I am so disappointed with the gross printing and factual errors that the book
contains. I'd like to be charitable and say that everyone makes a mistake, but,
in this case, there are too many glaring errors for one not to be insulted for
paying money for the book.

The back of the book states that the book is "based on in-depth research."
However, the work fails to site any sources of information.

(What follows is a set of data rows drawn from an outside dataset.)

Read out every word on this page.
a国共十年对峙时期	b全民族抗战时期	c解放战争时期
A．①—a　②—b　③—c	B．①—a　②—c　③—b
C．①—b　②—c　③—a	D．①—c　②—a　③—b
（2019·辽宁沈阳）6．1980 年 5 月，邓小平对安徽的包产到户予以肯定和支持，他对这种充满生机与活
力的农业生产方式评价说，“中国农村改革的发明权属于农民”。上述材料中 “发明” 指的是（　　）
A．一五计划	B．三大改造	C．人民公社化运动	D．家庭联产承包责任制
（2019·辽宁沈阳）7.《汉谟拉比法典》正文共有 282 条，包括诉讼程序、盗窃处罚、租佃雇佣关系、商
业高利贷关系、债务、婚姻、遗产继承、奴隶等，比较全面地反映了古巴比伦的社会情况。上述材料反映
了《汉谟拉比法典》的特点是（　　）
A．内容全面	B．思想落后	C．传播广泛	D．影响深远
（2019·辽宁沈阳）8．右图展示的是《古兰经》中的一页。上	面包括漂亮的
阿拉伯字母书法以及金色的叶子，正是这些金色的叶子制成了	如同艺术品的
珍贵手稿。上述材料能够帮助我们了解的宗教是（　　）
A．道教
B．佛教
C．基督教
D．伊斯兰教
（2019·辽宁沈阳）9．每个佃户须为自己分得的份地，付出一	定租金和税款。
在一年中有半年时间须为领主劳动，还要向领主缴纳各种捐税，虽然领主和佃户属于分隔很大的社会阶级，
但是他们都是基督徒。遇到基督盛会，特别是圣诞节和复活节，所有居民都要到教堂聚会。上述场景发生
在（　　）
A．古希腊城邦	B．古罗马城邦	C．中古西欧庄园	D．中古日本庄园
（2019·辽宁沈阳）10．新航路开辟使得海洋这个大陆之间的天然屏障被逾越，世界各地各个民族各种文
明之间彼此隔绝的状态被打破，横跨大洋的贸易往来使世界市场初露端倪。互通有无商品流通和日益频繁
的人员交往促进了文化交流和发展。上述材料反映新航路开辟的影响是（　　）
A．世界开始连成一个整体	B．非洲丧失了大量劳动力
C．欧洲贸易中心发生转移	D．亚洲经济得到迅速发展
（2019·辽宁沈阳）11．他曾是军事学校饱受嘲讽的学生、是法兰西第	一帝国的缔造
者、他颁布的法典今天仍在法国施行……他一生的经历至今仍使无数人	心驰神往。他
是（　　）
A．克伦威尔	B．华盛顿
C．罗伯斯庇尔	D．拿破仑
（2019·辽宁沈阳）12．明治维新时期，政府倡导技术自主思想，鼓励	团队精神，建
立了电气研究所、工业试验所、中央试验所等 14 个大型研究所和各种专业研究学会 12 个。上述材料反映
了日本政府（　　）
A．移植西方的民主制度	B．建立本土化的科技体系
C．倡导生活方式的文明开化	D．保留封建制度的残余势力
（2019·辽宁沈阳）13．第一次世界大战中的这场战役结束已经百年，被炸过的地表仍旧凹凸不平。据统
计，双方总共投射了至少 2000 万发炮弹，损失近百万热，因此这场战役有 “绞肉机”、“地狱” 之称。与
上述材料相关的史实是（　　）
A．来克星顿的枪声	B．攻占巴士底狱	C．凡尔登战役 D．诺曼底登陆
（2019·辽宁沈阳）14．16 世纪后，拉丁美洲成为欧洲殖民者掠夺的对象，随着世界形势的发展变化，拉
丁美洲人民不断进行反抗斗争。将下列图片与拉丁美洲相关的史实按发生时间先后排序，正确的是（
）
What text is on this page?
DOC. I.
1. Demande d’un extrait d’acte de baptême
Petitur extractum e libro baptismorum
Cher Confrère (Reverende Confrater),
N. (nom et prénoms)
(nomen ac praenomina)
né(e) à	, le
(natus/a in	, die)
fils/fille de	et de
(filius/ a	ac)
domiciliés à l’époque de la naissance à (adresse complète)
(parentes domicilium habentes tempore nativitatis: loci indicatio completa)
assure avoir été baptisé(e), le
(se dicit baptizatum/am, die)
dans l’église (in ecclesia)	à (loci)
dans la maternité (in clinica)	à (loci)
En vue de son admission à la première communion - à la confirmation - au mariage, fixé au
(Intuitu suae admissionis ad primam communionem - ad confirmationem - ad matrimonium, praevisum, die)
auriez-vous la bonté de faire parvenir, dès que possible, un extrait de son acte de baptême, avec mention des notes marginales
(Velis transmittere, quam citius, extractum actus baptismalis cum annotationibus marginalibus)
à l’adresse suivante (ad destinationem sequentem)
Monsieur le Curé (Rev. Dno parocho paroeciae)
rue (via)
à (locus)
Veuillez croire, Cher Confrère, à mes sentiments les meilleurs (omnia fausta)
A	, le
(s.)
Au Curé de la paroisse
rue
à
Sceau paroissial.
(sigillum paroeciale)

This book's subtitle is: "the whole truth about American's top schools" which is
misleading to the extreme. The authors use this volume to identify universities
and colleges which don't conform to their conservative view of the world. The
descriptions of schools such as Brown and Dartmouth are not only unfair and
misrepresentative, the tone is sometimes nasty and plain mean spirited. "The
whole truth"? -- not even part of it.

So, a book that receives praise from conservatives such as Thomas Sowell and Dr.
Laura Schlesinger ought to sound alarm bells immediately in the head of the
person seeking a BALANCED college guide. The reviews of the schools inside
pretty much criminalize intellectualism, freedom, and the Young Democrats.

From the editorial reviews posted, I expected a lot of information about HOW to
choose the right college (as the title suggests). Unfortunately, only about 25
pages were devoted to this subject.

"Choosing the Right College" is written by the Intercollegiate Studies Institute
(ISI) with no authors listed. This is because there can't really be actual
people around who feel that all advances in higher education made since the
1950's are bad.

Recently, we reviewed several of the current college guides in preparation for
helping some grandchildren. Each guide provided some useful information that was
not available in the others (and each was lacking in some way), but the ISI
guide seemed to have a strong political agenda that, unfortunately, clouded the
opinions provided.

I found this book very strange. It is misrepresenting itself as a general
college guide. The only people who would find it helpful are neo-conservatives
whose only criteria in choosing a university is that it not have any "feminists"
or "multiculturalism" on campus.

I have visited one of the colleges this book recommends, and examined its
library carefully. I was appalled. Apparently any scientific discoveries that
post-date the 1840s cannot be part of the "core curriculum". No thanks. Not for
me. I'll send my kids to university, where they can study the classics AND study
subjects whose very names were unknown to the ancients.

And those are The Counterpoints.

PS. As far as my predictions that I made earlier in the week, I’m giving myself 2.5 out of 3. Dina Nesheiwat does in fact seem to be the same 23 year old fashion model by the same name, and the ISI’s Choosing the Right College was the guide recommended by “The Point.” The group “Accuracy in Academia” was not cited, but I’m giving myself half credit since I did say that ISI would be mentioned. Of course, being able to predict the contents of “The Point” is not exactly a major achievement—originality is not a quality Hyman possesses in abundance.


At 10:43 PM, Anonymous Anonymous said...

As a parent involved in the college search for my son, who started college in the fall of 2007, I found that Princeton Review's Best 361 Colleges to be nearly useless. In contrast, ISI's "Choosing the Right College" provides much more information of interest for the colleges it covers. Your criticisms are off-target. Even liberal/progressive/socialist students can find useful information in the Guide. It really concerns itself more with whether or not a school requires an old-fashioned core curriculum focused on Western Civilization than it does with conservatism. If the parent or student wants to be part of the Hate-America crowd and avoid such fare, then this is the only guide that I know of that contains such information. By the way, ISI publishes a separate guide called "All-American Colleges" for conservatives, old-fashioned liberals, and people of faith. "Choosing the Right College" includes many schools that charitably might be called unfriendly to conservatives.